El sabor del café tiene una profundidad increíble. Esta frio, y debo aceptar que eso es lo más parecido a un homicidio que puede haber hablando de un vegetal, si consideramos así a las semillas puestas al sol de una planta de frutos blandos y dulces. Creo que lo que quiero decir está más lejos; no se trata solamente de insistir en la culpabilidad que dejo caer sobre mí mismo, de haber permitido a la taza enfriarse terriblemente, como si de algo superficial se tratase. Lo importante aquí está en el aroma, en el cuerpo, en esa permanencia de la sustancia contenida en la taza, que a pesar de llevar unas cuantas horas agonizando, se queda en la altura, como experiencia estática y gustosa.

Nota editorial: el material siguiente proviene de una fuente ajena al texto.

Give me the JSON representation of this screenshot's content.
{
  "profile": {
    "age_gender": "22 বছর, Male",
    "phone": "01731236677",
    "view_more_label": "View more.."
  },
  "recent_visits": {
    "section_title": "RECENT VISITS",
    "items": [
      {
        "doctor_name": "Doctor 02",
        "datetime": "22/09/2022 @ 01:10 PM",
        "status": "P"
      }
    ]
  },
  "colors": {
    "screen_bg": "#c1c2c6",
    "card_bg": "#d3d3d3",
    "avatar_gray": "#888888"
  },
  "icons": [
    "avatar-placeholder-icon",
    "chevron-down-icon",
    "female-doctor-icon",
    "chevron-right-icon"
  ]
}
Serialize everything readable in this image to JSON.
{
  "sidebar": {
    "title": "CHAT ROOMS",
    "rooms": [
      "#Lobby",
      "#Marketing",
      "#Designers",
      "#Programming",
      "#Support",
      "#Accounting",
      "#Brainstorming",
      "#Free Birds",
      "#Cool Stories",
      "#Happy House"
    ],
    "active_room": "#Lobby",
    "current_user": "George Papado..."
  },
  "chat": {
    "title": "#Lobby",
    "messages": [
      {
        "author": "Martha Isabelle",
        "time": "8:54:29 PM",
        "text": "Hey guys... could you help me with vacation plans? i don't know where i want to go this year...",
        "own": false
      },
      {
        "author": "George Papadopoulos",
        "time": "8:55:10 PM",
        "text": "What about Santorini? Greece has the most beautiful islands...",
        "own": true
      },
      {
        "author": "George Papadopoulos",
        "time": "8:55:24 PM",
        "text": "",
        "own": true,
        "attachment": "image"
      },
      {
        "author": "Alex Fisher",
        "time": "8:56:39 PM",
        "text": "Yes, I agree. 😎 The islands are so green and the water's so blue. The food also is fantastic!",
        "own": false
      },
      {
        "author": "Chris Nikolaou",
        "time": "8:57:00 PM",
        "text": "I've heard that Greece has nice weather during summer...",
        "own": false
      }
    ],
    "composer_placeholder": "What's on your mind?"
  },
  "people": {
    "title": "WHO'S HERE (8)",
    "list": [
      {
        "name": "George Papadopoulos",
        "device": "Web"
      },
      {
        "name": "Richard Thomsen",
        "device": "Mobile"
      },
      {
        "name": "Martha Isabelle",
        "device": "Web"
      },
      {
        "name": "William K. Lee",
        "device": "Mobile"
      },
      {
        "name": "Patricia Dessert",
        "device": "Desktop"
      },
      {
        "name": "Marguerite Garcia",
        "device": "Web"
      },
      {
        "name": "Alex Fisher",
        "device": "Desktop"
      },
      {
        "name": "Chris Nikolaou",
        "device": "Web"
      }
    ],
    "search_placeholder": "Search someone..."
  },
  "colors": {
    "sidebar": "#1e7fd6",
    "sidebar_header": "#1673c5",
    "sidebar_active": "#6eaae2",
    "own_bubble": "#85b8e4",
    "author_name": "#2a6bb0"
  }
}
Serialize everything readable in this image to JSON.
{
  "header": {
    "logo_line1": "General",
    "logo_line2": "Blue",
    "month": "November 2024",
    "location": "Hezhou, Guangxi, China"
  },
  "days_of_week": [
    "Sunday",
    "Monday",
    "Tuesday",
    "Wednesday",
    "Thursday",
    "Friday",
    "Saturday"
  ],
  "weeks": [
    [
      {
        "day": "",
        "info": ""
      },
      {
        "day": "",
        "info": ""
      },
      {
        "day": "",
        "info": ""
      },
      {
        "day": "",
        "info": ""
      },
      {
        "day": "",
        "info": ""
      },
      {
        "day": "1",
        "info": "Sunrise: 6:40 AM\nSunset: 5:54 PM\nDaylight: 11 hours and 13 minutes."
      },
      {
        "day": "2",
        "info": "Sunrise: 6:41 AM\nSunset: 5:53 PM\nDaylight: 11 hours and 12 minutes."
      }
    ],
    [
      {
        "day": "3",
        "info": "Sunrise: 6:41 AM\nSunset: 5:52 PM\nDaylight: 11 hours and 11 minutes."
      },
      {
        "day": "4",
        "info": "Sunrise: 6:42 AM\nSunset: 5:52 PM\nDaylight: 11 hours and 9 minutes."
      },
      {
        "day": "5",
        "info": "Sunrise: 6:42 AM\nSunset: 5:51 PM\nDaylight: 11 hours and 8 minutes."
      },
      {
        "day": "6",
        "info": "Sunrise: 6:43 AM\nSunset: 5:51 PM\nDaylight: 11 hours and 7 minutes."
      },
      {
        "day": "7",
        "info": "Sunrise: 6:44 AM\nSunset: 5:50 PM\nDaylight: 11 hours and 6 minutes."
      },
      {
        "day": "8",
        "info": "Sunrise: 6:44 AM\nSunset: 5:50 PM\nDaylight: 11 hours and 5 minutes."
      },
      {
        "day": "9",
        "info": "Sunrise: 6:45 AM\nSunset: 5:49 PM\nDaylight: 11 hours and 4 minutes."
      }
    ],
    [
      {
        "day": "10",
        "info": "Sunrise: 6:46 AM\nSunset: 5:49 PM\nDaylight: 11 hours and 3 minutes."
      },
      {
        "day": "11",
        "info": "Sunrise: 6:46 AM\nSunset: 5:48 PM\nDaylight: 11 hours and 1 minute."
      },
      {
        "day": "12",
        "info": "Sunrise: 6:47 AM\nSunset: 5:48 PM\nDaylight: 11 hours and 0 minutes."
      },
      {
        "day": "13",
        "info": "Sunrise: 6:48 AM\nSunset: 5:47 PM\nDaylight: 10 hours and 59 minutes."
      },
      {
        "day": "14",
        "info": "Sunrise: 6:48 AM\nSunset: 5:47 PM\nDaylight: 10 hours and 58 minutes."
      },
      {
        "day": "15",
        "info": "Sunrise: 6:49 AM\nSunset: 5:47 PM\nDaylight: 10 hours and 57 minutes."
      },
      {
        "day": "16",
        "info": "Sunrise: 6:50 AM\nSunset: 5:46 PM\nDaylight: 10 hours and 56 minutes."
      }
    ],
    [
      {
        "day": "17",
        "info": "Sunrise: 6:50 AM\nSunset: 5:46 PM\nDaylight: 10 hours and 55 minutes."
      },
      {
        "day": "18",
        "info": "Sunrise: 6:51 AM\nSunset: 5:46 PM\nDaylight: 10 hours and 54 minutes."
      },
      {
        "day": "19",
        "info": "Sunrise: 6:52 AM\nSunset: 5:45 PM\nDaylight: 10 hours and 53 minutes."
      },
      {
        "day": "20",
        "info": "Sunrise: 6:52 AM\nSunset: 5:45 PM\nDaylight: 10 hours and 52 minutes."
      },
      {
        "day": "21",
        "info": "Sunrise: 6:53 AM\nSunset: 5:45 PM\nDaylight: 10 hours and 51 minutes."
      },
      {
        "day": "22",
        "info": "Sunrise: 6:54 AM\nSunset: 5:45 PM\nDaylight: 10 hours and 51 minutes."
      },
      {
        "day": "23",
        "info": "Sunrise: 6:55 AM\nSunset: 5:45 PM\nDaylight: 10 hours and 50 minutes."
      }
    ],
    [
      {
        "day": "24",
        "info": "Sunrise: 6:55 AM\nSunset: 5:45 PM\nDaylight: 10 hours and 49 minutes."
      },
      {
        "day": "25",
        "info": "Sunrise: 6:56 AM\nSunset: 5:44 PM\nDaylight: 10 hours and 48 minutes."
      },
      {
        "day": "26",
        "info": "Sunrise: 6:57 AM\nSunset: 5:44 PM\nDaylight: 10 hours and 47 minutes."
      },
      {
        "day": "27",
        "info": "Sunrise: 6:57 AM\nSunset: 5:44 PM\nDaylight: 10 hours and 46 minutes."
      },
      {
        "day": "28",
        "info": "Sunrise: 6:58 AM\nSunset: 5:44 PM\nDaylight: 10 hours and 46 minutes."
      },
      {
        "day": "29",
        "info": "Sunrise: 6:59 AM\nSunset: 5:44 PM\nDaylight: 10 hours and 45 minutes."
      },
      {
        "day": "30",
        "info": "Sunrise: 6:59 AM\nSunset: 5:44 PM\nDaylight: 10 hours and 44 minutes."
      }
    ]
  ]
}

El café Chiapaneco tiene una superioridad palpable sobre lo que se consigue bajo el eufemismo de café lechero y tantas cosas dichas en esta ciudad concreta.

Pero lo que llega a ser materia de percepción es siempre más delgado que el más delgado de los hilos tendidos desde una ventana a otra, para servir de puente o paracaídas que supla la comunicación de los vecinos a la hora del té o del partido de las cinco de la tarde, con el ímpetu naciente del balón movilizado con el pitido del árbitro en el Santiago Bernabéu o en el Jusepe Meatsa, cuando los hinchas –por comenzar a imponer el hispamerikano como moneda de comunión con los restos del absoluto enredándose en las ramas de nuestra noche-, gritan el nombre del club amado desde su tierna infancia o apologética adolescencia, y sienten el calor de los movimientos en el campo, como una especie de danza nupcial anunciando el erotismo abierto cual libro, al interior de las sábanas de Pakistán o Akapulko. Entonces lo que percibo son mis manos que escriben, y el Yo que construyo se va narrando en la acción de dejar caer el peso de mi cuerpo sobre sí mismo, asentando el tacto en la silla, y en los bordes de una computadora; con respecto al aire, logro emitir un sonido, que llega de retache a los centros de audición a los costados de lo que considero mi cabeza, y es ahí donde fraguan la imagen, siempre parcial e icónica, blandiendo un argumento cerrado, esquivo, pretendiendo asegurar una identidad.